Especially in the western highlands, the season can take a road that is safe and turn it into a landslide waiting to happen. The rainy season is from about May through September and the land just soaks up the water and then the water carries the land tumbling down the hills. The roads toward the tourist destination Lake Atitlan are notorious for these dangers, so check the current condition before you leave on a trip to this region.

10) Have a Safety Plan:

It is always good to have a safety plan, health plan or an exit plan in case of emergency. There are private travel and health insurance companies that can provide these services. Sometimes they are combined, and others are separate. Regardless, if something occurs, you will have something in place to help you manage your circumstances. Also, know the emergency call number to the embassy and put it in your phone.

11)Don’t ruin your trip with worry, HAVE FUN!

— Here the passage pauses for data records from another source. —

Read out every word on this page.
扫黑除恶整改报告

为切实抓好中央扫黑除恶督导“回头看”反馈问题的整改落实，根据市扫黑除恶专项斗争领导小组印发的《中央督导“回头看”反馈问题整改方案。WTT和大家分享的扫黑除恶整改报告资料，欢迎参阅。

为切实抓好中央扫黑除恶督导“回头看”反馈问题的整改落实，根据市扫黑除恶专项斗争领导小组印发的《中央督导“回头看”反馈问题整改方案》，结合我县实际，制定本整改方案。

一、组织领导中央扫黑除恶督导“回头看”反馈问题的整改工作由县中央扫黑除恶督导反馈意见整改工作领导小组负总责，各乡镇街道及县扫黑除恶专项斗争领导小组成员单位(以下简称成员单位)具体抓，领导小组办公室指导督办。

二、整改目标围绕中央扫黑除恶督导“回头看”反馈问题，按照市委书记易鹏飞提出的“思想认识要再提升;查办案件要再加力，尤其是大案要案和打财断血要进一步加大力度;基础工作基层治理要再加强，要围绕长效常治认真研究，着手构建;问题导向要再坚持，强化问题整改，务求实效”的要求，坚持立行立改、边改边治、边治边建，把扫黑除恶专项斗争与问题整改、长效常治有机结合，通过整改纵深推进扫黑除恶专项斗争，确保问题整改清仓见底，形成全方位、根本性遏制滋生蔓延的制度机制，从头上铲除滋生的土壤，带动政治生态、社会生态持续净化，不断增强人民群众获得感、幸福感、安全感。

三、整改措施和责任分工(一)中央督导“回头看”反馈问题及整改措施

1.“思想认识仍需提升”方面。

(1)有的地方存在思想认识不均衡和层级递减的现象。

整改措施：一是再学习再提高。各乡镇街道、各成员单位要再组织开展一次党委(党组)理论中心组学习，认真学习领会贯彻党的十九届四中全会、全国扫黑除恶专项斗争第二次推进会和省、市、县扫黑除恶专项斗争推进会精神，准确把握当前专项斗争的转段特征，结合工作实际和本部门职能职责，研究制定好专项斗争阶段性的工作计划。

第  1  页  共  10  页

Although there is risk associated with international travel, there is no need to ruin your trip with worry. An international experience is a phenomenal adventure and unique way to build independence, character and open your eyes to a whole new way of living. It is the best experience of my life, and worth every challenge in the journey. So make wise decision, create a safety net for yourself and enjoy the adventure!


– Guatemalan/US Embassies
– US State Department Website
-Center for Disease Control Website
– INGUAT Centers (Centers for Tourism in cities throughout Guatemala)
– Ask Locals, usually they will tell you the truth about the circumstances. The key is to ask more than one so you can gain multiple perspectives, and not the tour guide who is trying to sell you something and does not have your best interests in mind.